American cable TV provider in Florida

Blue Stream Fiber is a privately held telecommunications company headquartered in Coral Springs, Florida. Founded in 1975, the company has grown into a leading fiber-based broadband provider serving residential communities across Florida and Texas. It delivers fiber-optic internet, television, and voice services to more than 150,000 households in over 500 residential communities.

Blue Stream Fiber operates multi-gig capable fiber-to-the-home (FTTH) networks and specializes in serving homeowner associations (HOAs), condominium associations (COAs), multifamily properties, and master-planned developments through community-wide and bulk service agreements.
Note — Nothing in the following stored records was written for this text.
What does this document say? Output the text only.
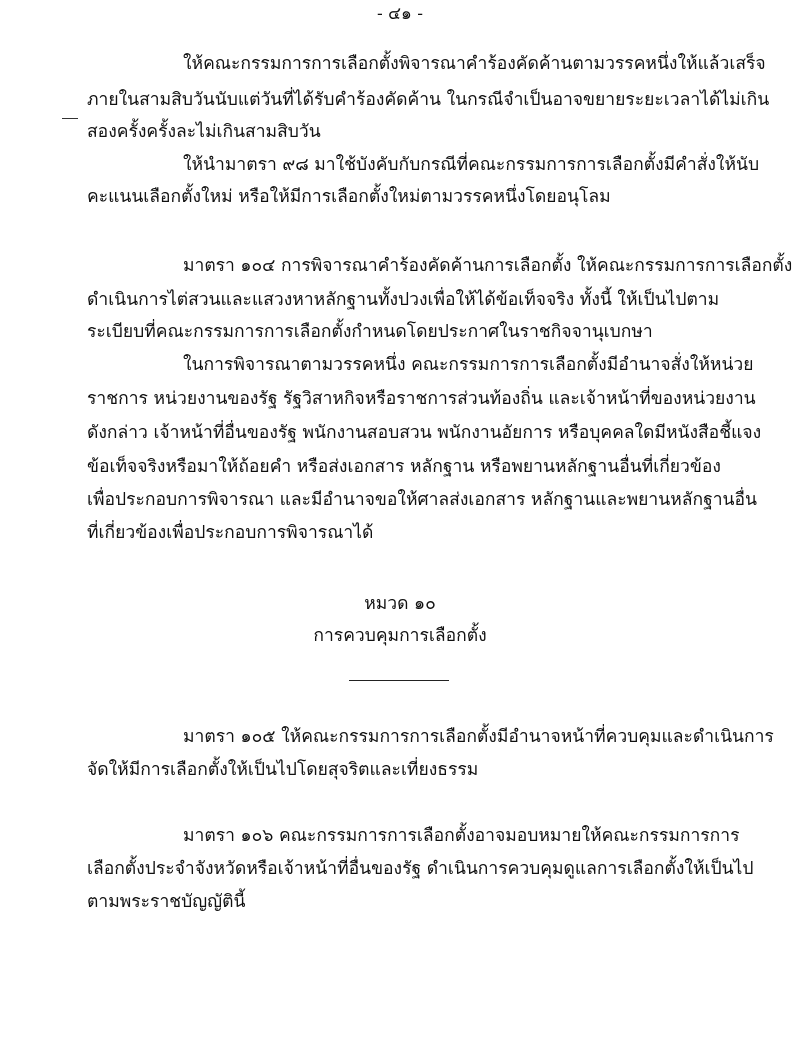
- ๔๑ -
ให้คณะกรรมการการเลือกตั้งพิจารณาคำร้องคัดค้านตามวรรคหนึ่งให้แล้วเสร็จ
ภายในสามสิบวันนับแต่วันที่ได้รับคำร้องคัดค้าน ในกรณีจำเป็นอาจขยายระยะเวลาได้ไม่เกิน
สองครั้งครั้งละไม่เกินสามสิบวัน
ให้นำมาตรา ๙๘ มาใช้บังคับกับกรณีที่คณะกรรมการการเลือกตั้งมีคำสั่งให้นับ
คะแนนเลือกตั้งใหม่ หรือให้มีการเลือกตั้งใหม่ตามวรรคหนึ่งโดยอนุโลม
มาตรา ๑๐๔ การพิจารณาคำร้องคัดค้านการเลือกตั้ง ให้คณะกรรมการการเลือกตั้ง
ดำเนินการไต่สวนและแสวงหาหลักฐานทั้งปวงเพื่อให้ได้ข้อเท็จจริง ทั้งนี้ ให้เป็นไปตาม
ระเบียบที่คณะกรรมการการเลือกตั้งกำหนดโดยประกาศในราชกิจจานุเบกษา
ในการพิจารณาตามวรรคหนึ่ง คณะกรรมการการเลือกตั้งมีอำนาจสั่งให้หน่วย
ราชการ หน่วยงานของรัฐ รัฐวิสาหกิจหรือราชการส่วนท้องถิ่น และเจ้าหน้าที่ของหน่วยงาน
ดังกล่าว เจ้าหน้าที่อื่นของรัฐ พนักงานสอบสวน พนักงานอัยการ หรือบุคคลใดมีหนังสือชี้แจง
ข้อเท็จจริงหรือมาให้ถ้อยคำ หรือส่งเอกสาร หลักฐาน หรือพยานหลักฐานอื่นที่เกี่ยวข้อง
เพื่อประกอบการพิจารณา และมีอำนาจขอให้ศาลส่งเอกสาร หลักฐานและพยานหลักฐานอื่น
ที่เกี่ยวข้องเพื่อประกอบการพิจารณาได้
หมวด ๑๐
การควบคุมการเลือกตั้ง
มาตรา ๑๐๕ ให้คณะกรรมการการเลือกตั้งมีอำนาจหน้าที่ควบคุมและดำเนินการ
จัดให้มีการเลือกตั้งให้เป็นไปโดยสุจริตและเที่ยงธรรม
มาตรา ๑๐๖ คณะกรรมการการเลือกตั้งอาจมอบหมายให้คณะกรรมการการ
เลือกตั้งประจำจังหวัดหรือเจ้าหน้าที่อื่นของรัฐ ดำเนินการควบคุมดูแลการเลือกตั้งให้เป็นไป
ตามพระราชบัญญัตินี้
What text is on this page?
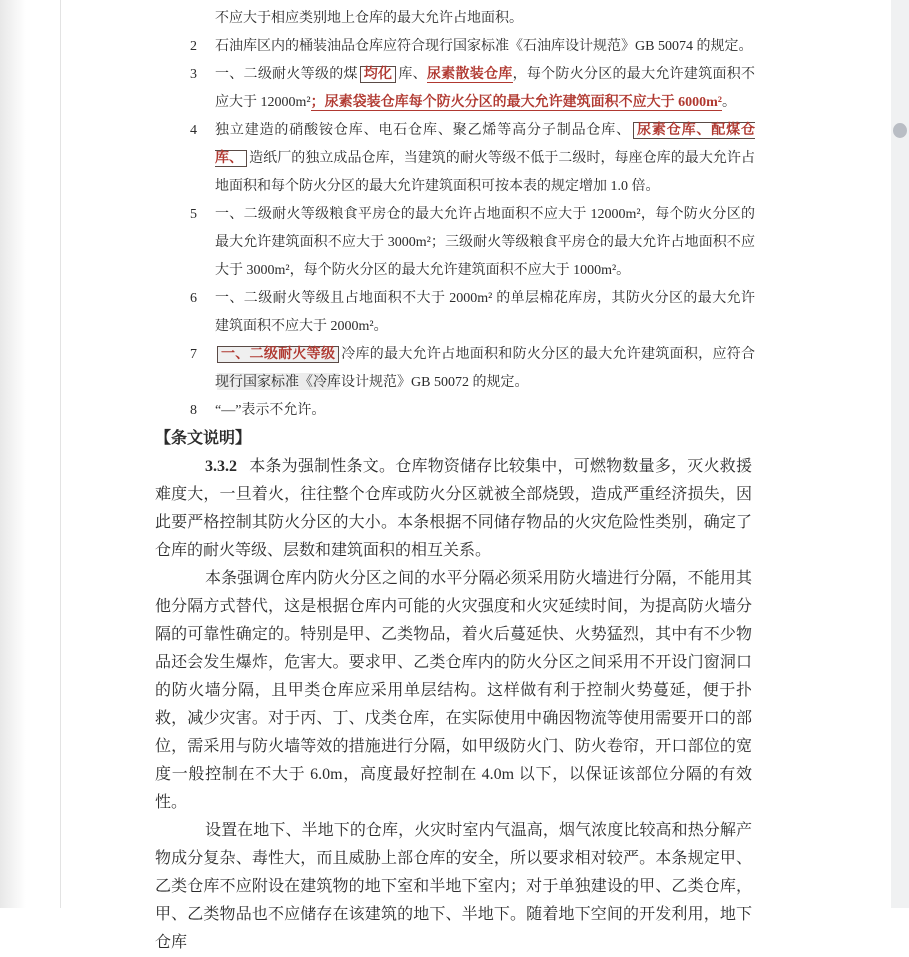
不应大于相应类别地上仓库的最大允许占地面积。
2 石油库区内的桶装油品仓库应符合现行国家标准《石油库设计规范》GB 50074 的规定。
3 一、二级耐火等级的煤 均化 库、尿素散装仓库，每个防火分区的最大允许建筑面积不应大于 12000m²；尿素袋装仓库每个防火分区的最大允许建筑面积不应大于 6000m²。
4 独立建造的硝酸铵仓库、电石仓库、聚乙烯等高分子制品仓库、 尿素仓库、配煤仓库、 造纸厂的独立成品仓库，当建筑的耐火等级不低于二级时，每座仓库的最大允许占地面积和每个防火分区的最大允许建筑面积可按本表的规定增加 1.0 倍。
5 一、二级耐火等级粮食平房仓的最大允许占地面积不应大于 12000m²，每个防火分区的最大允许建筑面积不应大于 3000m²；三级耐火等级粮食平房仓的最大允许占地面积不应大于 3000m²，每个防火分区的最大允许建筑面积不应大于 1000m²。
6 一、二级耐火等级且占地面积不大于 2000m² 的单层棉花库房，其防火分区的最大允许建筑面积不应大于 2000m²。
7 一、二级耐火等级 冷库的最大允许占地面积和防火分区的最大允许建筑面积，应符合现行国家标准《冷库设计规范》GB 50072 的规定。
8 “—”表示不允许。
【条文说明】

3.3.2 本条为强制性条文。仓库物资储存比较集中，可燃物数量多，灭火救援难度大，一旦着火，往往整个仓库或防火分区就被全部烧毁，造成严重经济损失，因此要严格控制其防火分区的大小。本条根据不同储存物品的火灾危险性类别，确定了仓库的耐火等级、层数和建筑面积的相互关系。

本条强调仓库内防火分区之间的水平分隔必须采用防火墙进行分隔，不能用其他分隔方式替代，这是根据仓库内可能的火灾强度和火灾延续时间，为提高防火墙分隔的可靠性确定的。特别是甲、乙类物品，着火后蔓延快、火势猛烈，其中有不少物品还会发生爆炸，危害大。要求甲、乙类仓库内的防火分区之间采用不开设门窗洞口的防火墙分隔，且甲类仓库应采用单层结构。这样做有利于控制火势蔓延，便于扑救，减少灾害。对于丙、丁、戊类仓库，在实际使用中确因物流等使用需要开口的部位，需采用与防火墙等效的措施进行分隔，如甲级防火门、防火卷帘，开口部位的宽度一般控制在不大于 6.0m，高度最好控制在 4.0m 以下，以保证该部位分隔的有效性。

设置在地下、半地下的仓库，火灾时室内气温高，烟气浓度比较高和热分解产物成分复杂、毒性大，而且威胁上部仓库的安全，所以要求相对较严。本条规定甲、乙类仓库不应附设在建筑物的地下室和半地下室内；对于单独建设的甲、乙类仓库，甲、乙类物品也不应储存在该建筑的地下、半地下。随着地下空间的开发利用，地下仓库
The company is known for its focus on deploying advanced fiber infrastructure within residential communities and collaborating with boards, developers, property managers, and asset owners to implement tailored connectivity solutions.

Its service offerings include symmetrical multi-gig internet speeds, managed Wi-Fi solutions for both homes and entire properties, Android-based television platforms, DIRECTV options, and digital voice services. The company has experienced sustained growth through network expansion, strategic acquisitions, and entry into new markets.
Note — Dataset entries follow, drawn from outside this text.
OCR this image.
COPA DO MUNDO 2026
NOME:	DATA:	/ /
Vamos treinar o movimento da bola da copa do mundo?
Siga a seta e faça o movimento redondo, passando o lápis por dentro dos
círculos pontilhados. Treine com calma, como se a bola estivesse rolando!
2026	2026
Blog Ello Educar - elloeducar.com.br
The company has received several workplace recognitions, including Top Workplace honors from the South Florida Sun Sentinel and Orlando Sentinel. It has also received industry and innovation awards, such as consecutive Diamond Level recognitions in the FLCAJ Readers’ Choice Awards, BIG Innovation Awards in 2023 and 2026, and was recognized in Broadband Communities’ Top 100 list for 2025 — a roster highlighting organizations making significant impacts in advancing broadband connectivity.

The company is privately held and majority-owned by GI Partners, with Sixth Street as a co-investor.
== History ==
Blue Stream Fiber was founded in 1975 as Coral Springs Cablevision, a local cable television provider serving Coral Springs, Florida.

Following acquisition by Schurz Communications in 1978, the company expanded and rebranded as Advanced Cable Communications.

In 1999, the company launched its internet services and went on to deploy its first fiber-to-the-home (FTTH) infrastructure within select communities in 2001, marking an early transition toward fiber-based broadband delivery. In 2015, it introduced gigabit-speed services as part of its continued broadband network upgrades.

In August 2016, Schurz Communications sold Advanced Cable Communications to private investment firm Twin Point Capital. The company later rebranded as Blue Stream Fiber, reflecting a strategic shift from traditional cable operations to a fiber-focused telecommunications model.

In 2020, private equity firm GI Partners acquired a majority stake in Blue Stream Fiber, supporting further network investment and geographic expansion. That same year, the company acquired ITS Fiber, expanding its footprint throughout Florida's Treasure Coast.

In 2024, Sixth Street joined GI Partners as a strategic investor in Blue Stream Fiber. Also in 2024, the company announced expansion into Texas with plans to enter the Houston market, marking its first major growth outside Florida.